Мое бескорыстие, таким образом, в действительности есть лишь праздность: удовольствие от обладания в моих глазах не стоит хлопот по приобретению; а мое мотовство — лишь иная форма праздности; когда у нас есть возможность потратить деньги с удовольствием, мы должны использовать ее наилучшим образом.

Меня меньше соблазняют деньги, чем другие предметы, потому что между моментом обладания деньгами и моментом их использования для получения желаемого предмета всегда есть промежуток, пусть даже короткий; тогда как обладать вещью — значит наслаждаться ею. Я вижу вещь, и она соблазняет меня; но если я вижу не саму вещь, а лишь средства для ее приобретения, я не соблазнен. Вот почему я был воришкой и остаюсь им даже сейчас, в отношении сущих пустяков, к которым питаю пристрастие и которые мне легче взять, чем попросить; но я не припомню, чтобы в жизни взял у кого-то хоть грош, за исключением случая около пятнадцати лет назад, когда я украл семь франков и десять су. Эту историю стоит рассказать, так как она демонстрирует сочетание невежества и глупости, в которое я едва ли поверил бы, если бы оно касалось кого-то другого, а не меня.

Это было в Париже: я гулял с господином де Франсёй в Пале-Рояле; он вынул часы, посмотрел на них и сказал мне: «А не пойти ли нам в оперу?» — «С превеликим удовольствием». Мы пошли: он берет два билета в ложу, дает мне один, а сам входит по другому; я следую за ним, вижу, что у дверей толпа; заглянув внутрь, вижу, что все стоят; решив, что господин де Франсёй может подумать, что я скрыт толпой, я выхожу, прошу вернуть деньги за билет и покидаю театр, не подумав о том, что к тому времени, как я дойду до дверей, все уже будут сидеть, и господин де Франсёй легко заметит, что меня там нет.

Поскольку ничто не могло быть более противно моей природной склонности, чем эта отвратительная низость, я отмечаю ее, чтобы показать, что бывают моменты помрачения, когда людей не следует судить по их поступкам: это было не воровство денег, это было лишь воровство пользования ими, и это было тем более позорно, что не имело оправдания в виде искушения.
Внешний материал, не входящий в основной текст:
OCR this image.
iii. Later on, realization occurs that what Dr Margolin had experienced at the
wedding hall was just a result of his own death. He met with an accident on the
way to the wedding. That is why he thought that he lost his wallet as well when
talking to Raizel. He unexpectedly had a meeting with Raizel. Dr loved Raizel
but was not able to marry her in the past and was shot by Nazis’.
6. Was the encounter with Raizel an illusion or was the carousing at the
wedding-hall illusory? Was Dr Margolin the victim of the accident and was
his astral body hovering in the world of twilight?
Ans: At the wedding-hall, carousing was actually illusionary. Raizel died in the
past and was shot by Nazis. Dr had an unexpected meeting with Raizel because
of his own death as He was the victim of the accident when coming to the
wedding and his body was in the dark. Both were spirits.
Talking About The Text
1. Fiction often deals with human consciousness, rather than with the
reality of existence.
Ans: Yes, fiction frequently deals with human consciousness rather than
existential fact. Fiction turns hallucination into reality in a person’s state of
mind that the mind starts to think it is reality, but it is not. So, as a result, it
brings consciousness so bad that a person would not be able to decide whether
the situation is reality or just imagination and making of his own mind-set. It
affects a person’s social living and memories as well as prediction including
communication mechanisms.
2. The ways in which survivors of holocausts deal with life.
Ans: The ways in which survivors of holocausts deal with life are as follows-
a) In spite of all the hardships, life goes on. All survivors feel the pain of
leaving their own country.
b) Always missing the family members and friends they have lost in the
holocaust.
Я никогда не закончил бы эти отчеты, если бы стал описывать все ступени, через которые я прошел во время своего ученичества, от возвышенности героя до низости злодея. Хотя я предавался большинству пороков своего положения, я не находил вкуса в его удовольствиях; развлечения моих товарищей были мне неприятны, и когда чрезмерное стеснение делало мою работу утомительной, мне нечем было себя развлечь. Это возобновило мою любовь к чтению, которой я долго пренебрегал. Так я совершил новое преступление: книги заставляли меня пренебрегать работой и влекли за собой дополнительное наказание, в то время как склонность, усиленная принуждением, стала непреодолимой страстью. Ла Трюбю, известный библиотекарь, снабжал меня всякими книгами; хорошими или плохими, я проглатывал их с жадностью, без разбора.
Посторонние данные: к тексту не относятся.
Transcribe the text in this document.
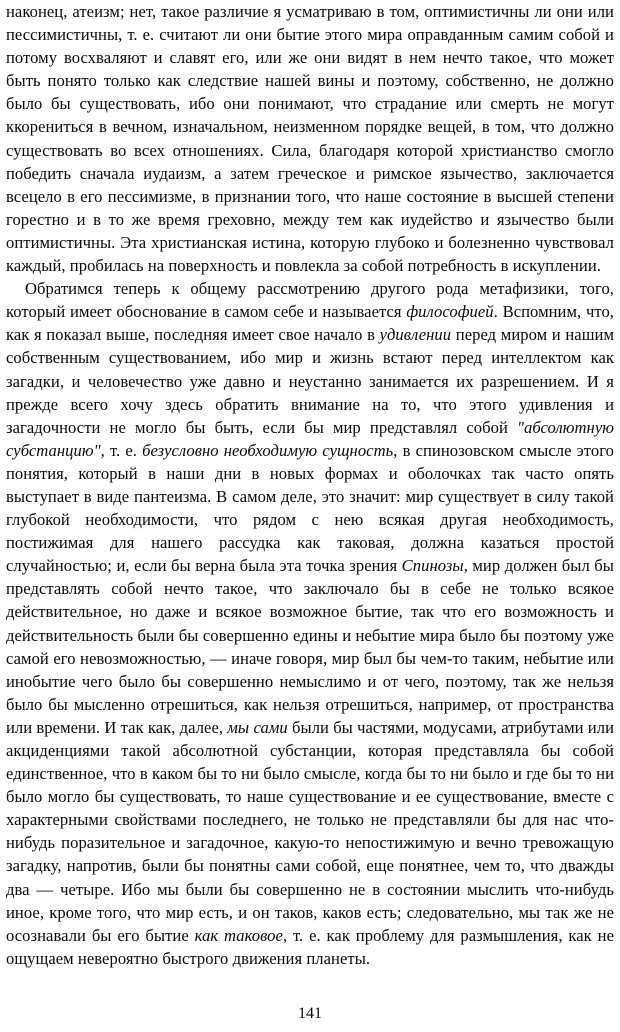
наконец, атеизм; нет, такое различие я усматриваю в том, оптимистичны ли они или пессимистичны, т. е. считают ли они бытие этого мира оправданным самим собой и потому восхваляют и славят его, или же они видят в нем нечто такое, что может быть понято только как следствие нашей вины и поэтому, собственно, не должно было бы существовать, ибо они понимают, что страдание или смерть не могут ккорениться в вечном, изначальном, неизменном порядке вещей, в том, что должно существовать во всех отношениях. Сила, благодаря которой христианство смогло победить сначала иудаизм, а затем греческое и римское язычество, заключается всецело в его пессимизме, в признании того, что наше состояние в высшей степени горестно и в то же время греховно, между тем как иудейство и язычество были оптимистичны. Эта христианская истина, которую глубоко и болезненно чувствовал каждый, пробилась на поверхность и повлекла за собой потребность в искуплении.

Обратимся теперь к общему рассмотрению другого рода метафизики, того, который имеет обоснование в самом себе и называется философией. Вспомним, что, как я показал выше, последняя имеет свое начало в удивлении перед миром и нашим собственным существованием, ибо мир и жизнь встают перед интеллектом как загадки, и человечество уже давно и неустанно занимается их разрешением. И я прежде всего хочу здесь обратить внимание на то, что этого удивления и загадочности не могло бы быть, если бы мир представлял собой "абсолютную субстанцию", т. е. безусловно необходимую сущность, в спинозовском смысле этого понятия, который в наши дни в новых формах и оболочках так часто опять выступает в виде пантеизма. В самом деле, это значит: мир существует в силу такой глубокой необходимости, что рядом с нею всякая другая необходимость, постижимая для нашего рассудка как таковая, должна казаться простой случайностью; и, если бы верна была эта точка зрения Спинозы, мир должен был бы представлять собой нечто такое, что заключало бы в себе не только всякое действительное, но даже и всякое возможное бытие, так что его возможность и действительность были бы совершенно едины и небытие мира было бы поэтому уже самой его невозможностью, — иначе говоря, мир был бы чем-то таким, небытие или инобытие чего было бы совершенно немыслимо и от чего, поэтому, так же нельзя было бы мысленно отрешиться, как нельзя отрешиться, например, от пространства или времени. И так как, далее, мы сами были бы частями, модусами, атрибутами или акциденциями такой абсолютной субстанции, которая представляла бы собой единственное, что в каком бы то ни было смысле, когда бы то ни было и где бы то ни было могло бы существовать, то наше существование и ее существование, вместе с характерными свойствами последнего, не только не представляли бы для нас что-нибудь поразительное и загадочное, какую-то непостижимую и вечно тревожащую загадку, напротив, были бы понятны сами собой, еще понятнее, чем то, что дважды два — четыре. Ибо мы были бы совершенно не в состоянии мыслить что-нибудь иное, кроме того, что мир есть, и он таков, каков есть; следовательно, мы так же не осознавали бы его бытие как таковое, т. е. как проблему для размышления, как не ощущаем невероятно быстрого движения планеты.

141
Скажут: «значит, в конце концов, деньги стали необходимы» — правда; но это случилось в то время, когда вкус к учебе лишил меня и решимости, и активности; полностью поглощенный этой новой склонностью, я хотел только читать, я больше не воровал. Это еще одна из моих особенностей: сущий пустяк часто отвлекает меня от того, к чему я, казалось бы, наиболее привязан; я поддаюсь новой идее; она становится страстью, и немедленно всякое прежнее желание забывается.
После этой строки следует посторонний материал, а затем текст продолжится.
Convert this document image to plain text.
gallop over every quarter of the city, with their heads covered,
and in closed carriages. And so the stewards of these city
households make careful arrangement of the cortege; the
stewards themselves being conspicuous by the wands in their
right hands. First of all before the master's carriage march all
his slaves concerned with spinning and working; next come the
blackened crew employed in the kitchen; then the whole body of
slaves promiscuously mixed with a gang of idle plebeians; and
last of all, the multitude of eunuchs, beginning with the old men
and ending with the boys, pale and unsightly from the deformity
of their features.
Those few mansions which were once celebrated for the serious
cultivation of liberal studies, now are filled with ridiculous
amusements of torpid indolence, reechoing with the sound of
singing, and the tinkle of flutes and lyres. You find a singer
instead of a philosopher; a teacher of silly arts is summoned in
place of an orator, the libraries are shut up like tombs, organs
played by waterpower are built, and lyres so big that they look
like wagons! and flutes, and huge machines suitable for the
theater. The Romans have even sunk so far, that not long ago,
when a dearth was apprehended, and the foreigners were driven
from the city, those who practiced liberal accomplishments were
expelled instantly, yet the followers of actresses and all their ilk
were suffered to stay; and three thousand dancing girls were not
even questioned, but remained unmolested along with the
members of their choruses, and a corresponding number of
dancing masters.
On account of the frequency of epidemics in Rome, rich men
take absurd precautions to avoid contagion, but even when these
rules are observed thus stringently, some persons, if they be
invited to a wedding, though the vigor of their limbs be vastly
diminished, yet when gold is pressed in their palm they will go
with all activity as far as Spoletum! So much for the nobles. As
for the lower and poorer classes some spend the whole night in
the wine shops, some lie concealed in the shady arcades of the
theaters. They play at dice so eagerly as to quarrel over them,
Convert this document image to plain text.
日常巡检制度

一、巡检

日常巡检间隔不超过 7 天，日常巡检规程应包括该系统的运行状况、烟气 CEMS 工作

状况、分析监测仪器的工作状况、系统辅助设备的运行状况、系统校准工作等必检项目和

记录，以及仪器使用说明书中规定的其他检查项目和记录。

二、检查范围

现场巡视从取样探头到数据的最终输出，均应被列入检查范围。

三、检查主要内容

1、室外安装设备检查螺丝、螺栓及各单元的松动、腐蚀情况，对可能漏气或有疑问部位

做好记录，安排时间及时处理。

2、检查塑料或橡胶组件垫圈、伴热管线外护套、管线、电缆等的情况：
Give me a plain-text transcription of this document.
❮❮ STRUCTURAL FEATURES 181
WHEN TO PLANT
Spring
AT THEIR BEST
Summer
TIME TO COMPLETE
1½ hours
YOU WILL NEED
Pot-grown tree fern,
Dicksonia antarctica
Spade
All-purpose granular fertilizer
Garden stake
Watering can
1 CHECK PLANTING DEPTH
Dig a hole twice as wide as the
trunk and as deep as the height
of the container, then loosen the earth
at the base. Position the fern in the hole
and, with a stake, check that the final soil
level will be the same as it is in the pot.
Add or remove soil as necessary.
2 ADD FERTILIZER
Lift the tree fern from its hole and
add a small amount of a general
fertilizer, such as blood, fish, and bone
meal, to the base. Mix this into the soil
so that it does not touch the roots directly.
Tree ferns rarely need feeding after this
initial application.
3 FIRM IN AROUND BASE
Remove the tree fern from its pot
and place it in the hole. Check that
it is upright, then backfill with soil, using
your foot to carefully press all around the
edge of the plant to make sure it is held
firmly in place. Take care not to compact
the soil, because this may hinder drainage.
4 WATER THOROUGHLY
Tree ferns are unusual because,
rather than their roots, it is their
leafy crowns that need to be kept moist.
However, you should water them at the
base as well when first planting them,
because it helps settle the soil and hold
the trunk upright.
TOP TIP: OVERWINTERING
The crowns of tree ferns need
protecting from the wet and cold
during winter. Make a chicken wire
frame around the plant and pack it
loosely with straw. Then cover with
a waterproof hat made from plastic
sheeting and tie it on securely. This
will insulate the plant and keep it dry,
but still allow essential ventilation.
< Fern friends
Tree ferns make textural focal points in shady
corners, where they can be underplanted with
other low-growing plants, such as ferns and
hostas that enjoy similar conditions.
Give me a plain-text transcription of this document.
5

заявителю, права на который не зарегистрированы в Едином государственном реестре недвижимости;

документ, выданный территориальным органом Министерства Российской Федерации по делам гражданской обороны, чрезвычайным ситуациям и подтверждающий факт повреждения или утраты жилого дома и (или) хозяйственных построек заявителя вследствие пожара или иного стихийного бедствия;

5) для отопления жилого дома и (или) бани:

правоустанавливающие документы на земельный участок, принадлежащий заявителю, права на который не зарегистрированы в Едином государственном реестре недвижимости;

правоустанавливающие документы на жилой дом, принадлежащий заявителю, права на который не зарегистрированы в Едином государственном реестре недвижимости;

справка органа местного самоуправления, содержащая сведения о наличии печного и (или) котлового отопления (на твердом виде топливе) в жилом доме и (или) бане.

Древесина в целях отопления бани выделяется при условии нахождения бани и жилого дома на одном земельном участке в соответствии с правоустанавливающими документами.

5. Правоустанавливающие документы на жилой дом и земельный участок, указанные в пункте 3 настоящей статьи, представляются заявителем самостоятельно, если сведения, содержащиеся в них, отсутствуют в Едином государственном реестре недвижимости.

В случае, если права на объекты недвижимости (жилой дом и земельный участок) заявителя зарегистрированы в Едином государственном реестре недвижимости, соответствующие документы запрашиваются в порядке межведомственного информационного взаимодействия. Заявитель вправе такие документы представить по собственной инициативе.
Чтение было моим новым увлечением; мое сердце билось от нетерпения пролистать новую книгу, которую я носил в кармане; в первый же момент, когда я оставался один, я пользовался случаем, чтобы вытащить ее, и больше не думал о том, чтобы рыться в шкафу моего хозяина. Мне было даже стыдно думать, что я был виновен в такой низости; и если бы мои развлечения были более дорогими, я бы уже не чувствовал склонности продолжать это. Ла Трюбю давала мне в долг, и как только книга оказывалась у меня в руках, я больше не думал о том пустяке, который должен был за нее заплатить; по мере появления денег они естественным образом переходили к этой женщине; а когда она случалась настойчивой, под рукой всегда оказывались мои собственные вещи; чтобы украсть заранее, требовалась предусмотрительность, а воровство ради уплаты долга не было искушением.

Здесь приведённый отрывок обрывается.